2. On March 25, 1986, proclamation No.3 was issued providing the basis of the Aquino
government assumption of power by stating that the "new government was installed through a
direct exercise of the power of the Filipino people assisted by units of the New Armed Forces of
the Philippines."
Whether or not the government of Corazon Aquino is legitimate.
Yes. The legitimacy of the Aquino government is not a justiciable matter but belongs to the
Realm of politics where only the people are the judge. The Court further held that:
1. The people have accepted the Aquino government which is in effective control of the
Entire country;
2. It is not merely a de fact on government but in fact and law a de jure government; and
3. The community of nations has recognized the legitimacy of the new government.
De Leon vs Esguerra
GR 78059, Aug. 31, 1987, 153 SCRA 602
Alfredo de Leon won as barangay captain and other petitioners won as councilmen of barangay
dolores, taytay, Rizal. On February 9, 1987, de leon received memo antedated December 1,
1986 signed by OIC Gov. Benhamin Esguerra, February 8, 1987, designating Florentino Magno,
as new captain by authority of minister of local government and similar memo signed February
8, 1987, designated new councilmen.
Whether or not designation of successors is valid.
No, memoranda has no legal effect.
1. Effectivity of memoranda should be based on the date when it was signed. So, February 8,
1987 and not December 1, 1986.
2. February 8, 1987, is within the prescribed period. But provisional constitution was no longer
in effect then because 1987 constitution has been ratified and its transitory provision, Article
XVIII, sec. 27 states that all previous constitution were suspended.
3. Constitution was ratified on February 2, 1987. Thus, it was the constitution in effect.
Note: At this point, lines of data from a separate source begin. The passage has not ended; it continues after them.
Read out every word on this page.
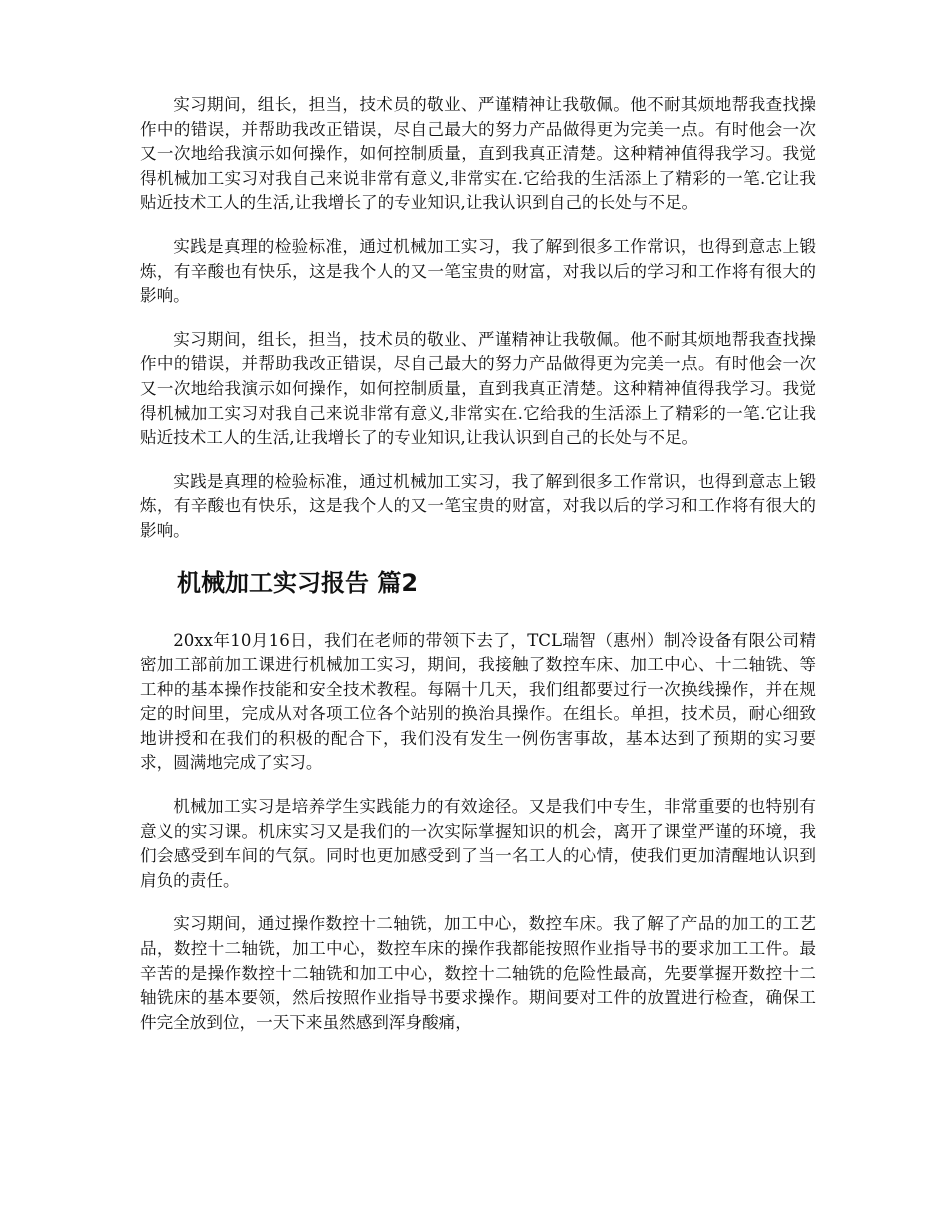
实习期间，组长，担当，技术员的敬业、严谨精神让我敬佩。他不耐其烦地帮我查找操作中的错误，并帮助我改正错误，尽自己最大的努力产品做得更为完美一点。有时他会一次又一次地给我演示如何操作，如何控制质量，直到我真正清楚。这种精神值得我学习。我觉得机械加工实习对我自己来说非常有意义,非常实在.它给我的生活添上了精彩的一笔.它让我贴近技术工人的生活,让我增长了的专业知识,让我认识到自己的长处与不足。

实践是真理的检验标准，通过机械加工实习，我了解到很多工作常识，也得到意志上锻炼，有辛酸也有快乐，这是我个人的又一笔宝贵的财富，对我以后的学习和工作将有很大的影响。

实习期间，组长，担当，技术员的敬业、严谨精神让我敬佩。他不耐其烦地帮我查找操作中的错误，并帮助我改正错误，尽自己最大的努力产品做得更为完美一点。有时他会一次又一次地给我演示如何操作，如何控制质量，直到我真正清楚。这种精神值得我学习。我觉得机械加工实习对我自己来说非常有意义,非常实在.它给我的生活添上了精彩的一笔.它让我贴近技术工人的生活,让我增长了的专业知识,让我认识到自己的长处与不足。

实践是真理的检验标准，通过机械加工实习，我了解到很多工作常识，也得到意志上锻炼，有辛酸也有快乐，这是我个人的又一笔宝贵的财富，对我以后的学习和工作将有很大的影响。

机械加工实习报告 篇2

20xx年10月16日，我们在老师的带领下去了，TCL瑞智（惠州）制冷设备有限公司精密加工部前加工课进行机械加工实习，期间，我接触了数控车床、加工中心、十二轴铣、等工种的基本操作技能和安全技术教程。每隔十几天，我们组都要过行一次换线操作，并在规定的时间里，完成从对各项工位各个站别的换治具操作。在组长。单担，技术员，耐心细致地讲授和在我们的积极的配合下，我们没有发生一例伤害事故，基本达到了预期的实习要求，圆满地完成了实习。

机械加工实习是培养学生实践能力的有效途径。又是我们中专生，非常重要的也特别有意义的实习课。机床实习又是我们的一次实际掌握知识的机会，离开了课堂严谨的环境，我们会感受到车间的气氛。同时也更加感受到了当一名工人的心情，使我们更加清醒地认识到肩负的责任。

实习期间，通过操作数控十二轴铣，加工中心，数控车床。我了解了产品的加工的工艺品，数控十二轴铣，加工中心，数控车床的操作我都能按照作业指导书的要求加工工件。最辛苦的是操作数控十二轴铣和加工中心，数控十二轴铣的危险性最高，先要掌握开数控十二轴铣床的基本要领，然后按照作业指导书要求操作。期间要对工件的放置进行检查，确保工件完全放到位，一天下来虽然感到浑身酸痛，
Petitioners now acquired security of tenure until fixed term of office for barangay officials has
been fixed. Barangay election act is not inconsistent with constitution.
Tolentino vs COMELEC
Political Law – Amendment to the Constitution
The Constitutional Convention of 1971 scheduled an advance plebiscite on the proposal to lower
the voting age from 21 to 18, before the rest of the draft of the Constitution (then under
revision) had been approved. Tolentino et al filed a motion to prohibit such plebiscite and the
same was granted by the SC.
ISSUE: Whether or not the petition will prosper.
HELD: The propose amendments shall be approved by a majority of the votes cast at an
election at which the amendments are submitted to the people for ratification. Election here is
singular which meant that the entire constitution must be submitted for ratification at one
plebiscite only. Furthermore, the people were not given a proper “frame of reference” in
arriving at their decision because they had at the time no idea yet of what the rest of the
Constitution would ultimately be and therefore would be unable to assess the proposed
amendment in the light of the entire document. This is the “Doctrine of Submission” which
means that all the proposed amendments to the Constitution shall be presented to the people
for the ratification or rejection at the same time, NOT piecemeal.